Tracheitis is an inflammation of the mucous membrane of the trachea. There are acute and chronic tracheitis.
Acute tracheitis is not often isolated; traditionally it occurs in combination with acute rhinitis, pharyngitis and laryngitis. The most common cause of acute tracheitis is a viral infection, rarely staphylococcus, streptococcus, etc. The development of tracheitis is promoted by inhalation of dry, cold or dusty air, irritating vapors and gases. Morphological changes in the trachea in acute tracheitis are characterized by edema, infiltration and hyperemia of the mucous membrane, on the plane of which accumulations of mucus can be found, in some cases (for example, with influenza) – petechial hemorrhages.
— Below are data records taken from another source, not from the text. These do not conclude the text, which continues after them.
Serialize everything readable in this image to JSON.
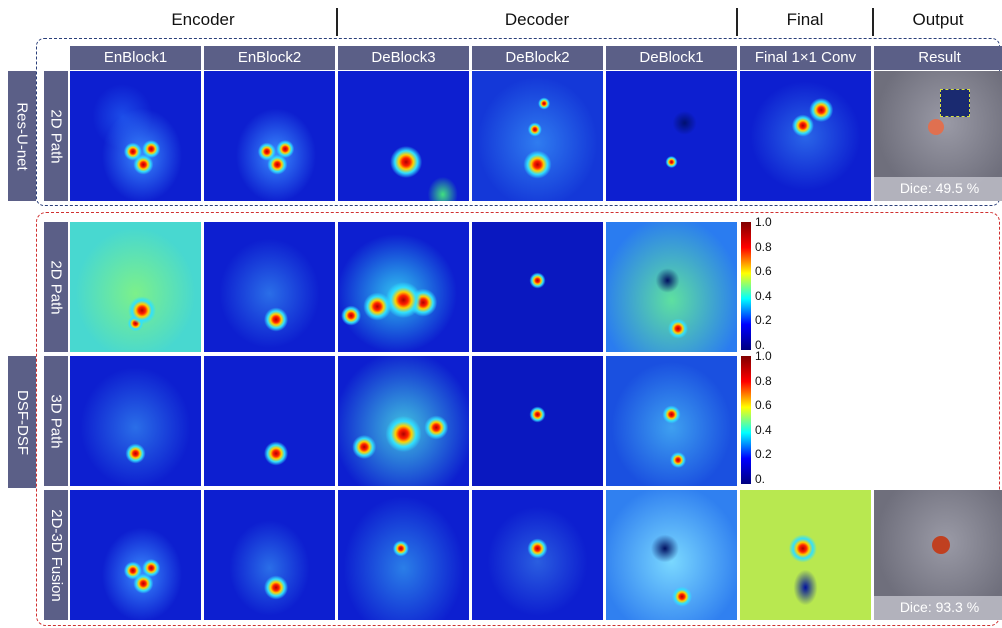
{
  "sections": [
    "Encoder",
    "Decoder",
    "Final",
    "Output"
  ],
  "columns": [
    "EnBlock1",
    "EnBlock2",
    "DeBlock3",
    "DeBlock2",
    "DeBlock1",
    "Final 1×1 Conv",
    "Result"
  ],
  "groups": [
    "Res-U-net",
    "DSF-DSF"
  ],
  "rows": [
    "2D Path",
    "2D Path",
    "3D Path",
    "2D-3D Fusion"
  ],
  "colorbar_ticks": [
    "1.0",
    "0.8",
    "0.6",
    "0.4",
    "0.2",
    "0."
  ],
  "dice": [
    "Dice: 49.5 %",
    "Dice: 93.3 %"
  ]
}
Chronic tracheitismay develop from an acute Often it occurs in people who abuse smoking and alcohol, also with congestion in the respiratory tract due to emphysema, heart disease, kidney disease; it is not often caused by chronic inflammatory diseases of the nasal cavity and within the sinuses. In chronic tracheitis, both hypertrophic and atrophic changes in the tracheal mucosa can be observed. Hypertrophic tracheitis is characterized by vasodilation and swelling of the mucous membrane, increased secretion of mucus and purulent sputum. With atrophy, the mucous membrane becomes thinner, acquires a grayish color, becomes smooth, shiny, sometimes covered with small crusts that cause a painful cough. Atrophic chronic tracheitis traditionally accompanies atrophy of the mucous membrane of the upper respiratory tract.
Acute tracheitis. Treatment should be focused primarily on the elimination of causative and contributing factors to the occurrence of tracheitis. The patient is prescribed mustard plasters on the chest, with symptoms of intoxication or the spread of the process to the lower parts of the respiratory tract – sulfanilamide products and antibiotics, incl. in the form of aerosols, with a painful cough – codeine, libexin, with difficult sputum discharge – expectorants – thermopsis grass, marshmallow root, licorice, etc., alkaline inhalations. The prognosis of uncomplicated acute tracheitis with timely treatment is traditionally favorable – after 1-2 weeks. recovery begins.
Chronic tracheitis. Diagnosis and treatment of chronic tracheitis are based on the same principles as in the acute process. In addition, in chronic tracheitis, oil-alkaline inhalations are used, as well as climatic treatment. The prognosis for recovery with timely and proper treatment is often favorable.